In 1953 Degussa AG offered Schuler a rather unusual contract which allowed him to continue and expand his "private entrepreneurial activities" whilst working for Degussa. Schuler started as head of pharmaceutical research at the Degussa subsidiary (Chemiewerk Homburg). In this position Schuler was very creative and successful.
In 1959 Wilhelm Schuler became head of the entire Degussa research and implemented new structures to their R&D-department. Schuler focused on the development of zeolites as components in detergents, the development of automotive catalysts and various further strategic solutions, which are paramount for Evonik Degussa GmbH and other companies until today. Schuler was an inspiring mentor for the chemists Gunther Dittrich, Rudolf Fahnenstich, Axel Kleemann, Peter Kleinschmit, Heribert Offermanns and Gerd Schreyer (selection).

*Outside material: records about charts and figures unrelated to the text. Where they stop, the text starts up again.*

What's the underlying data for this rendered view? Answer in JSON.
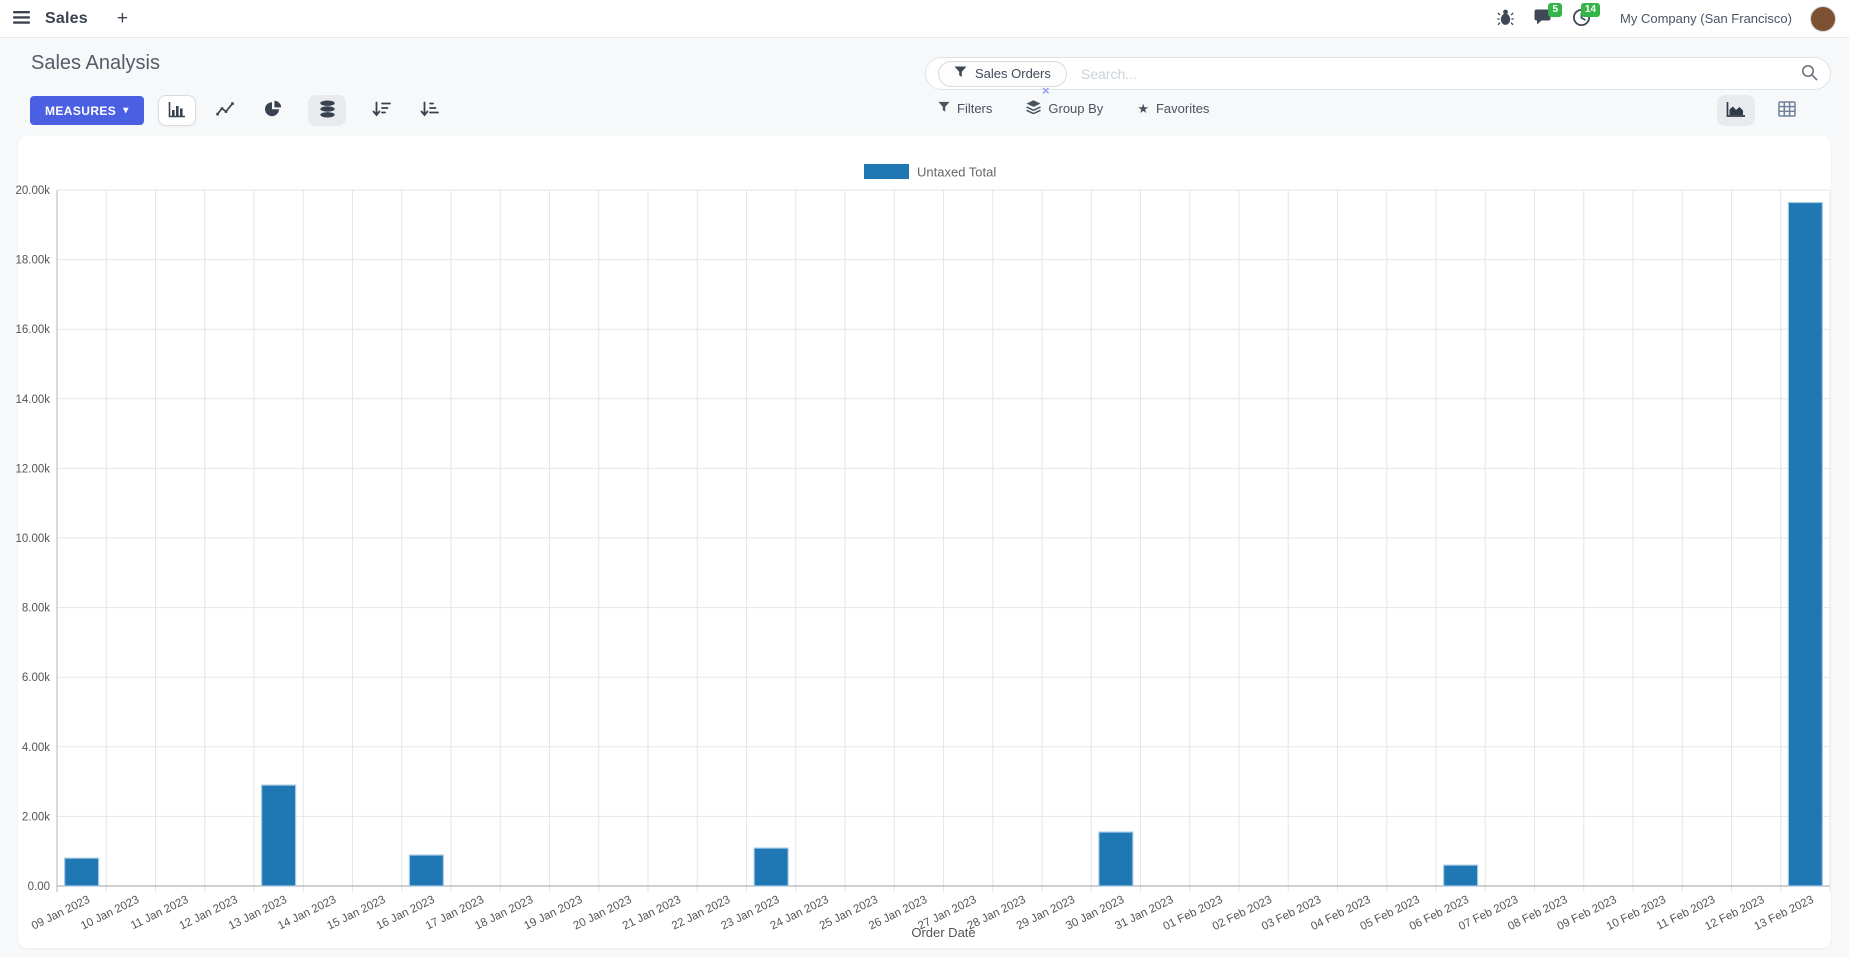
{
  "navbar": {
    "app_title": "Sales",
    "plus_label": "+",
    "messages_count": "5",
    "activities_count": "14",
    "company": "My Company (San Francisco)"
  },
  "control_panel": {
    "title": "Sales Analysis",
    "measures_label": "MEASURES",
    "measures_caret": "▾",
    "search": {
      "facet_label": "Sales Orders",
      "placeholder": "Search...",
      "remove_glyph": "×"
    },
    "filters_label": "Filters",
    "group_by_label": "Group By",
    "favorites_label": "Favorites",
    "favorites_star": "★"
  },
  "colors": {
    "accent": "#4b5fe2",
    "badge_green": "#35b547",
    "bar": "#1f77b4",
    "bar_border": "#a9cbe4"
  },
  "chart_data": {
    "type": "bar",
    "title": "",
    "xlabel": "Order Date",
    "ylabel": "",
    "legend_position": "top",
    "grid": true,
    "ylim": [
      0,
      20000
    ],
    "y_tick_step": 2000,
    "y_tick_labels": [
      "0.00",
      "2.00k",
      "4.00k",
      "6.00k",
      "8.00k",
      "10.00k",
      "12.00k",
      "14.00k",
      "16.00k",
      "18.00k",
      "20.00k"
    ],
    "categories": [
      "09 Jan 2023",
      "10 Jan 2023",
      "11 Jan 2023",
      "12 Jan 2023",
      "13 Jan 2023",
      "14 Jan 2023",
      "15 Jan 2023",
      "16 Jan 2023",
      "17 Jan 2023",
      "18 Jan 2023",
      "19 Jan 2023",
      "20 Jan 2023",
      "21 Jan 2023",
      "22 Jan 2023",
      "23 Jan 2023",
      "24 Jan 2023",
      "25 Jan 2023",
      "26 Jan 2023",
      "27 Jan 2023",
      "28 Jan 2023",
      "29 Jan 2023",
      "30 Jan 2023",
      "31 Jan 2023",
      "01 Feb 2023",
      "02 Feb 2023",
      "03 Feb 2023",
      "04 Feb 2023",
      "05 Feb 2023",
      "06 Feb 2023",
      "07 Feb 2023",
      "08 Feb 2023",
      "09 Feb 2023",
      "10 Feb 2023",
      "11 Feb 2023",
      "12 Feb 2023",
      "13 Feb 2023"
    ],
    "series": [
      {
        "name": "Untaxed Total",
        "color": "#1f77b4",
        "border_color": "#a9cbe4",
        "values": [
          800,
          0,
          0,
          0,
          2900,
          0,
          0,
          890,
          0,
          0,
          0,
          0,
          0,
          0,
          1090,
          0,
          0,
          0,
          0,
          0,
          0,
          1550,
          0,
          0,
          0,
          0,
          0,
          0,
          600,
          0,
          0,
          0,
          0,
          0,
          0,
          19640
        ]
      }
    ]
  }
}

In 1960 Schuler further expanded his “private” activities and founded Loftus Bryan Chem. Ltd. in County Wicklow, Ireland. 20 years later the company was sold to the US pharma giant Schering-Plough. In 1982 Wilhelm Schuler and his daughter started a new company, Iropharm Ltd., again in Ireland. It focused on the production of generic pharmaceutical ingredients and intermediates. In 1997 this company was sold to Allied Signal and was later acquired by Sigma-Aldrich.
Schuler lived most of his life in Bad Homburg vor der Höhe. He is also buried there. He is survived by his daughter Beate.